Neighbors, led by singing star Bette Midler and the Fehring family, who lost three family members in the breach, filed suit Wednesday in Kauai Circuit Court, naming the dam owners (James Pflueger, his grandmother's trust and the trust's present trustee, Carroll Taylor) for the breach that destroyed thousands of acres of property along Wailapa Stream.

Pflueger, 80, a retired car dealer, filed suit Wednesday in Oahu Circuit Court against the state, former "Big Five" sugar company C. Brewer & Co. and the current owners of an irrigation system coming from Ka Loko to 20 farmers below the reservoir.

Pflueger's suit alleges C. Brewer knowingly sold him the dam in 1987 even though it had structural issues, and that Tom Hitch, the irrigation company owner, failed to do regular maintenance on the dam. The state was named for failing to conduct proper maintenance and for ignoring Pflueger's concerns about the dam.

C. Brewer "couldn't find a patsy in Jimmy Pflueger, so they found a patsy in Tom Hitch," William McCorriston, Pflueger's attorney, said yesterday.

Now, McCorriston said, the state is trying to make his client a patsy again by "spending over ... $1 million to blame Jimmy" for the dam breach.

And that is despite evidence that Pflueger had no water rights in the reservoir and was not responsible for its upkeep, he said.

The landowners below the reservoir paint a different picture of Pflueger.

In their lawsuit, they say it was feasible for Pflueger and the trust to maintain and monitor water levels and to warn those downstream of hazardous conditions. They also allege that Pflueger altered and graded the reservoir and filled in the emergency spillway. They allege he knew of seepage from the dam and ignored it.

McCorriston said that despite a thorough investigation, they have yet to find out exactly what caused the dam breach.

But they have uncovered numerous reports -- including letters from Pflueger to the state Public Utilities Commission -- that say the dam was unsafe well before the March tragedy.

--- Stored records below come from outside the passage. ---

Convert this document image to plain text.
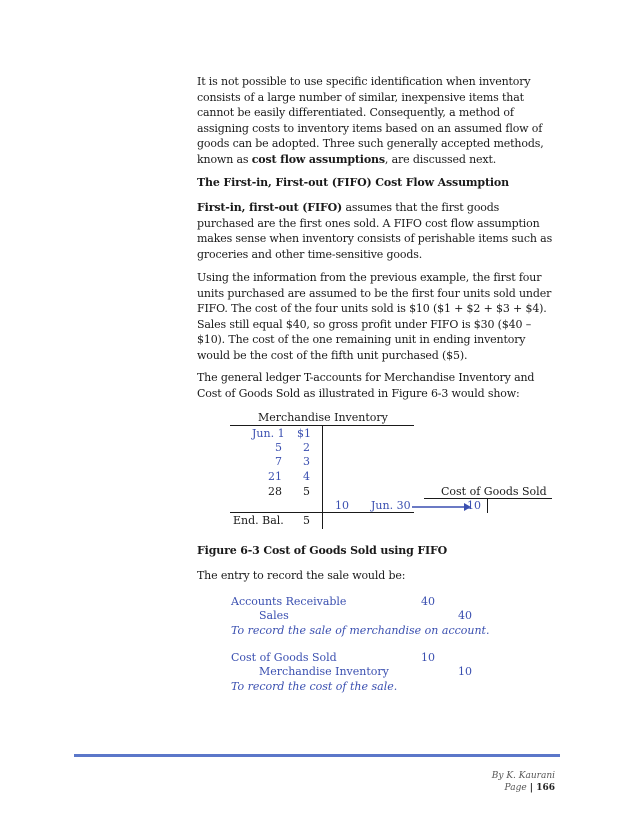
It is not possible to use specific identification when inventory consists of a large number of similar, inexpensive items that cannot be easily differentiated. Consequently, a method of assigning costs to inventory items based on an assumed flow of goods can be adopted. Three such generally accepted methods, known as cost flow assumptions, are discussed next.

The First-in, First-out (FIFO) Cost Flow Assumption

First-in, first-out (FIFO) assumes that the first goods purchased are the first ones sold. A FIFO cost flow assumption makes sense when inventory consists of perishable items such as groceries and other time-sensitive goods.

Using the information from the previous example, the first four units purchased are assumed to be the first four units sold under FIFO. The cost of the four units sold is $10 ($1 + $2 + $3 + $4). Sales still equal $40, so gross profit under FIFO is $30 ($40 – $10). The cost of the one remaining unit in ending inventory would be the cost of the fifth unit purchased ($5).

The general ledger T-accounts for Merchandise Inventory and Cost of Goods Sold as illustrated in Figure 6-3 would show:

Merchandise Inventory
Jun. 1 $1
5 2
7 3
21 4
28 5
10 Jun. 30
End. Bal. 5
Cost of Goods Sold
10

Figure 6-3 Cost of Goods Sold using FIFO

The entry to record the sale would be:

Accounts Receivable	40
Sales	40
To record the sale of merchandise on account.
Cost of Goods Sold	10
Merchandise Inventory	10
To record the cost of the sale.
By K. Kaurani
Page | 166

According to McCorriston, a U.S. Department of Agriculture report of seepage from underneath the dam surfaced in the 1980s, well before Pflueger bought the dam. C. Brewer never passed along that information to his client, he said.

Gordon Rosa, a property manager for Pflueger who said he often cut grass around the reservoir, said in a March interview that he knew the dam was seeping for years before the breach.

McCorriston said everyone knew the dam seeped, as it was the only way Wailapa Stream received any water besides rainfall. It was the amount and type of seepage that caused concern to state and federal engineers, and that information should have been provided to Pflueger, he said.

Pflueger sent letters to the PUC in 2001 alleging the Irrigation company's pipes were in such disrepair that "it could blow out and drain the reservoir," according to a fax transmission from the Kauai PUC office to PUC Administrative Director Paul Shigenaga.